Baron B J, Scalea T M, Sclafani S J, Duncan A O, Trooskin S Z, Shapiro G M, Phillips T F, Goldstein A M, Atweh N A, Vieux E E
Department of Emergency Medicine and Trauma Service, Kings County Hospital, Brooklyn, New York.
Ann Emerg Med. 1993 Oct;22(10):1556-62. doi: 10.1016/s0196-0644(05)81258-2.
To determine the usefulness of sequential nonoperative diagnostic studies in the evaluation and treatment of stable patients after blunt abdominal trauma.
Retrospective review of a prospective treatment plan in a large urban Level I trauma center.
Fifty-two patients deemed stable after initial evaluation following blunt abdominal trauma.
Patients with a positive diagnostic peritoneal lavage for red blood cells underwent abdominal computed tomography (CT) scanning.

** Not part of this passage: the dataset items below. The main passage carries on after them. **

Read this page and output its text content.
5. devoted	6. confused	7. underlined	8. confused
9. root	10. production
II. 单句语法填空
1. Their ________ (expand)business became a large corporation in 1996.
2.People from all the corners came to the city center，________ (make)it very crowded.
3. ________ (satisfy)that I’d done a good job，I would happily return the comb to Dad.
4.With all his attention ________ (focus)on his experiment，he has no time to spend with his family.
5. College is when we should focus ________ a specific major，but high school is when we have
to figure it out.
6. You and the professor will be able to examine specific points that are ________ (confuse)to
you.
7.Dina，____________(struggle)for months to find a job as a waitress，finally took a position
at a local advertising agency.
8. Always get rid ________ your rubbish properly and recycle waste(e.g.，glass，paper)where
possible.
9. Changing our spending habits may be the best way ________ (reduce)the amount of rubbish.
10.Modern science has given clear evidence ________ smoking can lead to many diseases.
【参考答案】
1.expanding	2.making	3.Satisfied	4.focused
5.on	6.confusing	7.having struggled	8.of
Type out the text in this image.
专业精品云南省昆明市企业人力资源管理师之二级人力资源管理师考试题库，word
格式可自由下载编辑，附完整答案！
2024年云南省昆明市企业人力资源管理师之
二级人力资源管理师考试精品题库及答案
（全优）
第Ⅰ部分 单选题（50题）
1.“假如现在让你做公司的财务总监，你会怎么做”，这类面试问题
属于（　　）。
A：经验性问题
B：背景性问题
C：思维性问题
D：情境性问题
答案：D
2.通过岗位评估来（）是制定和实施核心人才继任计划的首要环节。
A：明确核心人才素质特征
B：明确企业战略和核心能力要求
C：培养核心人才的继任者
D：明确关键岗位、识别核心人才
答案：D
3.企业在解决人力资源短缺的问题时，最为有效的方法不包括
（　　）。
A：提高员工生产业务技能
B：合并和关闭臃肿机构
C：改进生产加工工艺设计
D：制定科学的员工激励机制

If CT demonstrated a visceral injury, it was followed by diagnostic angiography. Attempts were made to treat on-going bleeding by transcatheter embolization.
Fifteen patients had negative CT scans and were successfully observed. In the other 37 patients, CT identified 17 liver, 16 splenic, and eight kidney injuries; eight extra-peritoneal bleeds; and one mesenteric hematoma. Six of these patients were observed. Thirty underwent diagnostic angiograms. Twelve had no active bleeding, and all were observed successfully. Seventeen underwent successful embolization of the bleeding site(s). One had injuries not controllable by embolization and required exploration. Six patients required laparotomy later in their course, but none had intra-abdominal bleeding or a missed intestinal injury. Despite being performed after diagnostic peritoneal lavage, CT missed only two injuries. There was one main complication, delayed recognition of a diaphragmatic injury. Three patients died, two from multiple organ failure and one from a pulmonary embolus; none was believed to be related to this technique. With our algorithm, 45 patients (86%) were spared laparotomy.
Diagnostic peritoneal lavage and CT are complementary when evaluating blunt abdominal trauma. Diagnostic peritoneal lavage is an effective screening tool. CT may be reserved for stable patients with a positive diagnostic peritoneal lavage to specify the organs injured. Bleeding often may be treated by embolization, limiting the rate of surgery.
确定序贯非手术诊断性检查在钝性腹部创伤后稳定患者评估和治疗中的作用。
对一家大型城市一级创伤中心的前瞻性治疗计划进行回顾性研究。
52例钝性腹部创伤初始评估后被判定为稳定的患者。
诊断性腹腔灌洗红细胞阳性的患者接受腹部计算机断层扫描(CT)。如果CT显示有内脏损伤,则接着进行诊断性血管造影。尝试通过经导管栓塞治疗持续性出血。
15例患者CT扫描阴性,成功进行了观察。在其他37例患者中,CT发现17例肝脏损伤、16例脾脏损伤、8例肾脏损伤;8例腹膜外出血;1例肠系膜血肿。其中6例患者进行了观察。30例患者接受了诊断性血管造影。12例无活动性出血,均成功进行了观察。17例患者出血部位成功栓塞。1例患者损伤无法通过栓塞控制,需要进行探查。6例患者在病程后期需要剖腹手术,但均无腹腔内出血或漏诊的肠损伤。尽管CT在诊断性腹腔灌洗后进行,但仅漏诊了2例损伤。有1例主要并发症,即膈损伤的延迟识别。3例患者死亡,2例死于多器官功能衰竭,1例死于肺栓塞;均认为与该技术无关。采用我们的方案,45例患者(86%)避免了剖腹手术。
在评估钝性腹部创伤时,诊断性腹腔灌洗和CT是互补的。诊断性腹腔灌洗是一种有效的筛查工具。CT可用于诊断性腹腔灌洗阳性的稳定患者,以明确损伤的器官。出血通常可通过栓塞治疗,从而降低手术率。